03/18/2010 05:12 am ET Updated May 25, 2011

Predator Drone Strikes Increasing, Carrying Out Operations For Pakistan

The Obama Administration has increased the scope of the U.S. government's two drone programs, writes Jane Mayer in an article in the New Yorker. "According to a new study by the New America Foundation," writes Mayer, "the number of drone strikes has gone up dramatically since Obama became President. General Atomics Aeronautical Systems, the defense contractor that manufactures the Predator and its more heavily armed sibling, the Reaper, can barely keep up with the government's demand."

In an interview posted on the New Yorker's website, Mayer explains that the increase in covert Predator strikes might indicate more than an intensified effort to kill Al Qaeda terrorists. In order to mollify the anger in Pakistan over U.S. strikes on foreign soil, Mayer claims the Obama administration has quietly begun to include the Pakistani government in some of its operations.

What does Pakistan think of the drones?

Originally, the Pakistani people's reaction to the U.S. drone strikes in their country was incredibly negative. Pakistanis rose up and complained that the program violated their sovereignty. So, to obtain Pakistani support--or at least the support of the Zardari government--the Obama Administration quietly decided last March to allow the Pakistani government to nominate some of its own targets. The U.S. has been and is involved in killing not just Al Qaeda figures, but Pakistani targets--people like Taliban leader Beitullah Mehsud who are enemies of the Pakistani state.

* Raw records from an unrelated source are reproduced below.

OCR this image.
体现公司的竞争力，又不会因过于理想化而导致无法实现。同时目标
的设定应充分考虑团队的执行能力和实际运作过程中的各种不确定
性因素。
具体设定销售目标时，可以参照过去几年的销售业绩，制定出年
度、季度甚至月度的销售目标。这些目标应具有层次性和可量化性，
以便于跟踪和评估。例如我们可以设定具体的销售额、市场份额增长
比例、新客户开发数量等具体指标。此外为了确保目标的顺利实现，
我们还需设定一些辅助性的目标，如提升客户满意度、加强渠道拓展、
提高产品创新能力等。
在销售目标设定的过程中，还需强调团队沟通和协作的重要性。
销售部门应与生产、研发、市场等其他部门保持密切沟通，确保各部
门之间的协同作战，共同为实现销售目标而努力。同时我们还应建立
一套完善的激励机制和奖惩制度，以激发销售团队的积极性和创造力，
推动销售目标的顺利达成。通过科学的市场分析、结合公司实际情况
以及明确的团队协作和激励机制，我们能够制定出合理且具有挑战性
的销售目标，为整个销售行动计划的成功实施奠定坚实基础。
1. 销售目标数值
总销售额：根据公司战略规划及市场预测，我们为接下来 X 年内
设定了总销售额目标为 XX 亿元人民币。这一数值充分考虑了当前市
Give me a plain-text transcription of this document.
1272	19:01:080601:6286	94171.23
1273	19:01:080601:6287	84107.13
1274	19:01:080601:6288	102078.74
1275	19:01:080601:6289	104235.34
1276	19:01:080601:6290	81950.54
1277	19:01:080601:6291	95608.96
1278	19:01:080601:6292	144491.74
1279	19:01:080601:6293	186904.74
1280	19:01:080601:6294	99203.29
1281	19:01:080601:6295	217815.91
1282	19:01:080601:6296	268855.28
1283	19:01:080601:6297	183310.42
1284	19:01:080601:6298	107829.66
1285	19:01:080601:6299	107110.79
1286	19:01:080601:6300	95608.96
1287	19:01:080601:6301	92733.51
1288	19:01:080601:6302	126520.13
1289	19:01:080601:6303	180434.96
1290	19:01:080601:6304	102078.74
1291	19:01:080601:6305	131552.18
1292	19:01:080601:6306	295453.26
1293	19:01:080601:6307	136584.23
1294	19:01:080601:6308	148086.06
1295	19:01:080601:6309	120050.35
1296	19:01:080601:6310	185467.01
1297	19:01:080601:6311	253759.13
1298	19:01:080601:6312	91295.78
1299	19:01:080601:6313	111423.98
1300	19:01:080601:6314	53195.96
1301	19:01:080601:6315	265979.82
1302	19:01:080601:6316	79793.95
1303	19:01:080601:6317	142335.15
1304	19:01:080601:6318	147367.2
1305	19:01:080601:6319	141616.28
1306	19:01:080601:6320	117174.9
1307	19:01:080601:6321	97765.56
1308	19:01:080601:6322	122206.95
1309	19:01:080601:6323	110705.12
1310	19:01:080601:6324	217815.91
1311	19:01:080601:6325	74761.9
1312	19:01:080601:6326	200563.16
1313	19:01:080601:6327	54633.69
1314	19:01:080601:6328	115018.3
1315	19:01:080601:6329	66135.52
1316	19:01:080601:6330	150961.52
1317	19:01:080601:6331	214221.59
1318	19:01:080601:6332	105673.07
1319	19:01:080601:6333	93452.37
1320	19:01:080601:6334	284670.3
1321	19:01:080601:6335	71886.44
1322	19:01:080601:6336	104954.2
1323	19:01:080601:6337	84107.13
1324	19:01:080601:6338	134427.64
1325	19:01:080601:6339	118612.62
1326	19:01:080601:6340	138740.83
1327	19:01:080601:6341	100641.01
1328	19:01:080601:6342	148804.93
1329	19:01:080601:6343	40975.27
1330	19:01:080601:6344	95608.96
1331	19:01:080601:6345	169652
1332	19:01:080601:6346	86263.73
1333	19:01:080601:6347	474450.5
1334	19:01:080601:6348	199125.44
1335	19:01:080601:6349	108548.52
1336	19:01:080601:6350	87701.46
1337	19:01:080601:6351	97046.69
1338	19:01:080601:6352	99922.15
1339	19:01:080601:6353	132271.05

Are there any safeguards that prevent the U.S. from carrying out political vendettas for top Pakistani officials?

Well, the problem with this program is that it's invisible; I would guess there must be all kinds of legal safeguards, and lawyers at the C.I.A. are discussing who we can kill and who we can't, but none of that is available to the American people. It's quite a contrast with the armed forces, because the use of lethal force in the military is a transparent process. There are after-action reports, and there's a very obvious chain of command. We know where the responsibility runs, straight on up to the top of the government. This system keeps checks on abuses of power. There is no such transparency at the C.I.A.